R - Je ne dis pas que je me méfie des sondages, je pense que les sondages donnent une photographie instantanée. Nous n'avons pas beaucoup parlé de la Turquie jusqu'à présent, nous n'en avons pas parlé en tout cas comme pays candidat à l'adhésion à l'Union européenne, nous commençons à le faire et nous commençons à parler des pays de l'Europe centrale et orientale plus Chypre et Malte, nous commençons à parler aussi des pays qui vont nous rejoindre plus tard, la Roumanie et la Bulgarie, et puis enfin la Turquie dont on n'a jamais beaucoup parlé, en tout cas dans les médias, comme futur membre de l'Union européenne. En dehors de cela il faut être conscient que la Turquie est un pays qui s'inscrit dans un processus vers l'adhésion à l'Europe depuis quarante ans, qui depuis 1999 a été considéré à l'unanimité par les Quinze comme pouvant adhérer à terme, pas tout de suite, et que depuis cette date de manière impressionnante des progrès ont été réalisés : il y a une plus grande ouverture, un respect des Droits de l'Homme qui est affirmé et qui commence à être effectif, l'abolition de la peine de mort - loi du 3 août dernier -, la reconnaissance des droits des minorités kurdes - et cela a été un des problèmes cruciaux de ce pays en matière de protection des Droits de l'Homme -, l'amélioration aussi des libertés publiques, des droits des femmes même si la femme vote en Turquie depuis 1930, soit quatorze ans avant l'attribution du droit de vote aux femmes françaises. Il y a des progrès, c'est un processus qui prendra du temps.

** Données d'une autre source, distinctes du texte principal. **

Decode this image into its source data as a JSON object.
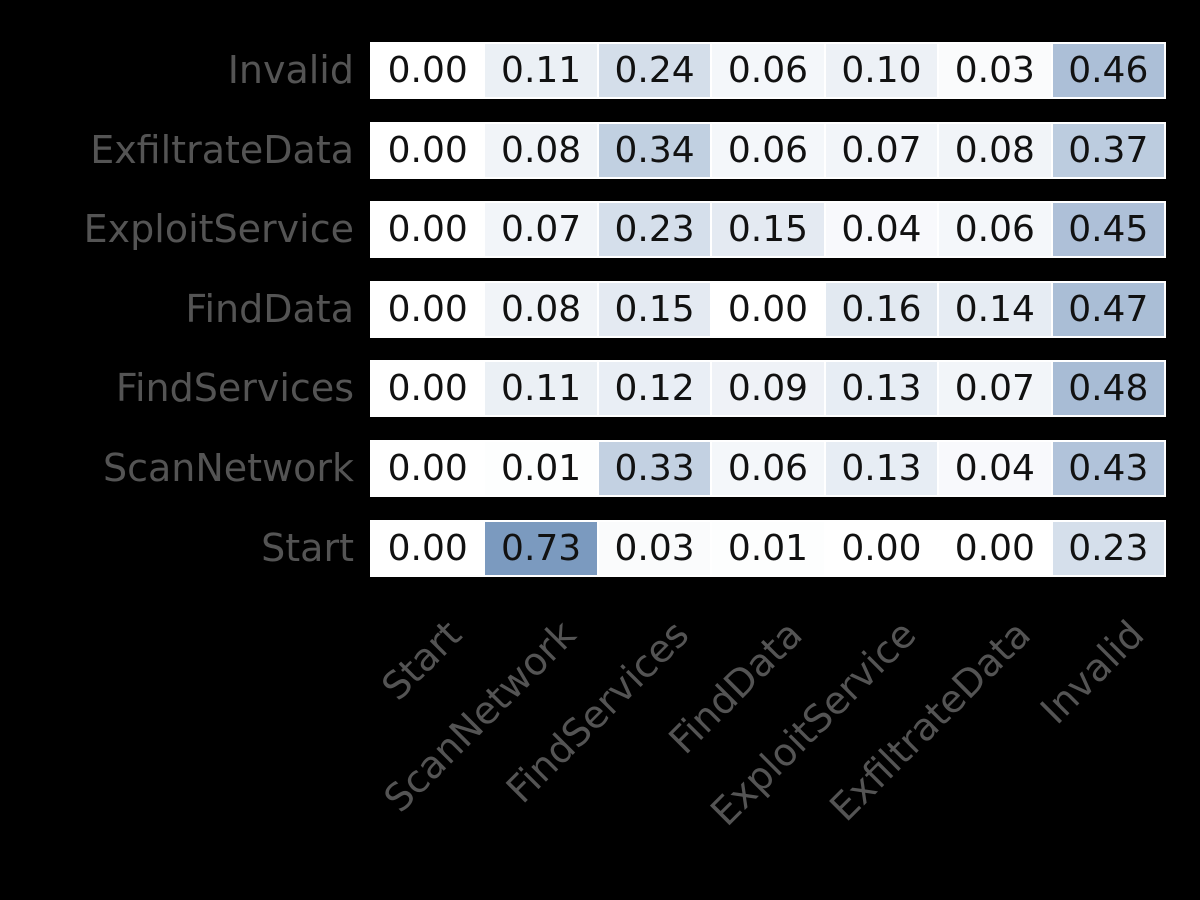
{
  "figure": {
    "background_color": "#000000"
  },
  "colors": {
    "scale_low": "#ffffff",
    "scale_high": "#4a74a8",
    "grid_line": "#ffffff",
    "cell_text": "#111111",
    "axis_label_text": "#545454"
  },
  "chart_data": {
    "type": "heatmap",
    "title": "",
    "xlabel": "",
    "ylabel": "",
    "legend": "none",
    "value_range": [
      0,
      1
    ],
    "annotation_format": "0.00",
    "rows": [
      "Invalid",
      "ExfiltrateData",
      "ExploitService",
      "FindData",
      "FindServices",
      "ScanNetwork",
      "Start"
    ],
    "columns": [
      "Start",
      "ScanNetwork",
      "FindServices",
      "FindData",
      "ExploitService",
      "ExfiltrateData",
      "Invalid"
    ],
    "values": [
      [
        0.0,
        0.11,
        0.24,
        0.06,
        0.1,
        0.03,
        0.46
      ],
      [
        0.0,
        0.08,
        0.34,
        0.06,
        0.07,
        0.08,
        0.37
      ],
      [
        0.0,
        0.07,
        0.23,
        0.15,
        0.04,
        0.06,
        0.45
      ],
      [
        0.0,
        0.08,
        0.15,
        0.0,
        0.16,
        0.14,
        0.47
      ],
      [
        0.0,
        0.11,
        0.12,
        0.09,
        0.13,
        0.07,
        0.48
      ],
      [
        0.0,
        0.01,
        0.33,
        0.06,
        0.13,
        0.04,
        0.43
      ],
      [
        0.0,
        0.73,
        0.03,
        0.01,
        0.0,
        0.0,
        0.23
      ]
    ]
  }
}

Q - Est ce qu'il suffit à un pays d'obéir aux lois économiques souhaitables et de respecter les Droits de l'Homme pour avoir de bonnes raisons de rentrer dans la Communauté européenne ? Quelles sont les raisons pour lesquelles la Turquie, dont une grande partie du territoire est hors de l'Europe, adhérerait à l'Union européenne ?

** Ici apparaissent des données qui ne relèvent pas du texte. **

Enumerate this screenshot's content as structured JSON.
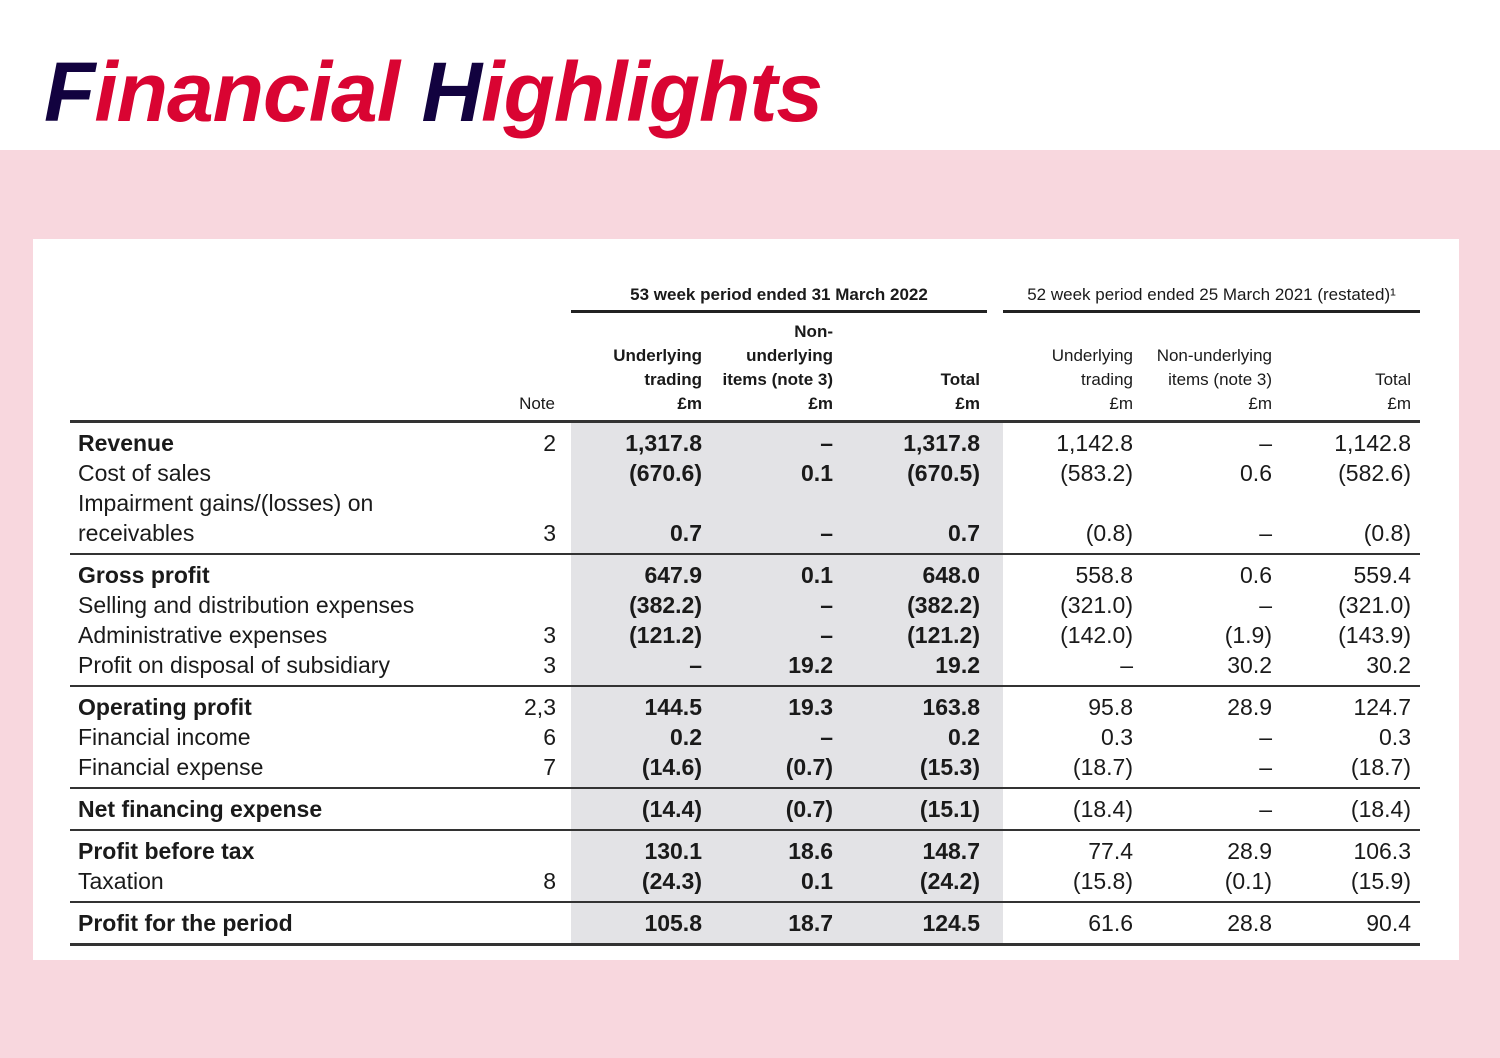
{
  "title": {
    "cap1": "F",
    "rest1": "inancial ",
    "cap2": "H",
    "rest2": "ighlights"
  },
  "colors": {
    "title_navy": "#12023f",
    "title_red": "#d90432",
    "background_pink": "#f8d7de",
    "shaded_column": "#e3e3e6"
  },
  "table": {
    "group_current": "53 week period ended 31 March 2022",
    "group_prior": "52 week period ended 25 March 2021 (restated)¹",
    "note_header": "Note",
    "columns": [
      {
        "lines": [
          "Underlying",
          "trading",
          "£m"
        ]
      },
      {
        "lines": [
          "Non-",
          "underlying",
          "items (note 3)",
          "£m"
        ]
      },
      {
        "lines": [
          "Total",
          "£m"
        ]
      },
      {
        "lines": [
          "Underlying",
          "trading",
          "£m"
        ]
      },
      {
        "lines": [
          "Non-underlying",
          "items (note 3)",
          "£m"
        ]
      },
      {
        "lines": [
          "Total",
          "£m"
        ]
      }
    ],
    "sections": [
      [
        {
          "label": "Revenue",
          "bold": true,
          "note": "2",
          "values": [
            "1,317.8",
            "–",
            "1,317.8",
            "1,142.8",
            "–",
            "1,142.8"
          ]
        },
        {
          "label": "Cost of sales",
          "note": "",
          "values": [
            "(670.6)",
            "0.1",
            "(670.5)",
            "(583.2)",
            "0.6",
            "(582.6)"
          ]
        },
        {
          "label": "Impairment gains/(losses) on\nreceivables",
          "note": "3",
          "values": [
            "0.7",
            "–",
            "0.7",
            "(0.8)",
            "–",
            "(0.8)"
          ]
        }
      ],
      [
        {
          "label": "Gross profit",
          "bold": true,
          "note": "",
          "values": [
            "647.9",
            "0.1",
            "648.0",
            "558.8",
            "0.6",
            "559.4"
          ]
        },
        {
          "label": "Selling and distribution expenses",
          "note": "",
          "values": [
            "(382.2)",
            "–",
            "(382.2)",
            "(321.0)",
            "–",
            "(321.0)"
          ]
        },
        {
          "label": "Administrative expenses",
          "note": "3",
          "values": [
            "(121.2)",
            "–",
            "(121.2)",
            "(142.0)",
            "(1.9)",
            "(143.9)"
          ]
        },
        {
          "label": "Profit on disposal of subsidiary",
          "note": "3",
          "values": [
            "–",
            "19.2",
            "19.2",
            "–",
            "30.2",
            "30.2"
          ]
        }
      ],
      [
        {
          "label": "Operating profit",
          "bold": true,
          "note": "2,3",
          "values": [
            "144.5",
            "19.3",
            "163.8",
            "95.8",
            "28.9",
            "124.7"
          ]
        },
        {
          "label": "Financial income",
          "note": "6",
          "values": [
            "0.2",
            "–",
            "0.2",
            "0.3",
            "–",
            "0.3"
          ]
        },
        {
          "label": "Financial expense",
          "note": "7",
          "values": [
            "(14.6)",
            "(0.7)",
            "(15.3)",
            "(18.7)",
            "–",
            "(18.7)"
          ]
        }
      ],
      [
        {
          "label": "Net financing expense",
          "bold": true,
          "note": "",
          "values": [
            "(14.4)",
            "(0.7)",
            "(15.1)",
            "(18.4)",
            "–",
            "(18.4)"
          ]
        }
      ],
      [
        {
          "label": "Profit before tax",
          "bold": true,
          "note": "",
          "values": [
            "130.1",
            "18.6",
            "148.7",
            "77.4",
            "28.9",
            "106.3"
          ]
        },
        {
          "label": "Taxation",
          "note": "8",
          "values": [
            "(24.3)",
            "0.1",
            "(24.2)",
            "(15.8)",
            "(0.1)",
            "(15.9)"
          ]
        }
      ],
      [
        {
          "label": "Profit for the period",
          "bold": true,
          "note": "",
          "values": [
            "105.8",
            "18.7",
            "124.5",
            "61.6",
            "28.8",
            "90.4"
          ]
        }
      ]
    ]
  }
}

R - Je connais l'argument des frontières.

Q - Entre nous la raison n'est-elle pas que les Américains souhaitent que la Turquie entre dans l'Europe en raison des relations que les Etats-Unis ont à propos de l'OTAN ?

R - Les Américains souhaitent que la Turquie rejoigne l'Europe pour des raisons qui leur sont propres mais cela n'est pas la raison qui a conduit les Quinze à souhaiter inscrire la Turquie dans un processus d'adhésion long et qui conduit ce pays à adopter des réformes qui sont excellentes. Comment jugez-vous le fait que la population turque dans son immense majorité et tous les gouvernements qui se sont succédés, y compris le plus récent qui vient d'être élu et de se mettre en place, ont sans cesse affirmé leur engagement pro-européen ? Est-ce que vous connaissez un autre pays en Europe qui ait cette situation ?

Q - Donc si demain la Tunisie ou la Libye ou le Maroc expriment le même souhait il n'y a aucune raison de les écarter ?

R - Non, cela n'est pas la même chose, il y a une continuité territoriale. Ce que je vous dis c'est qu'il y a un processus politique qui est en marche et que maintenant ce processus doit faire l'objet d'un examen.

Q - Alors il y a eu un compromis franco-allemand qui va être présenté à Copenhague pour proposer la date du 1er juillet 2005 pour le début des négociations d'adhésion ?

R - Non, l'accord franco-allemand qui est proposé à la suite d'une rencontre entre le chancelier Schroeder et le président Chirac est clair. Il veut clarifier une situation et la proposition est qu'à la fin 2004, après un rapport assorti d'une recommandation de la Commission européenne sur l'évolution démocratique de la Turquie, les Quinze se réunissent - et même les vingt-cinq puisque l'Europe sera composée de vingt-cinq membres - en décembre pour décider si effectivement ces progrès sont suffisants pour permettre une ouverture des négociations d'adhésion, laquelle se situerait dans ce cas au second semestre 2005.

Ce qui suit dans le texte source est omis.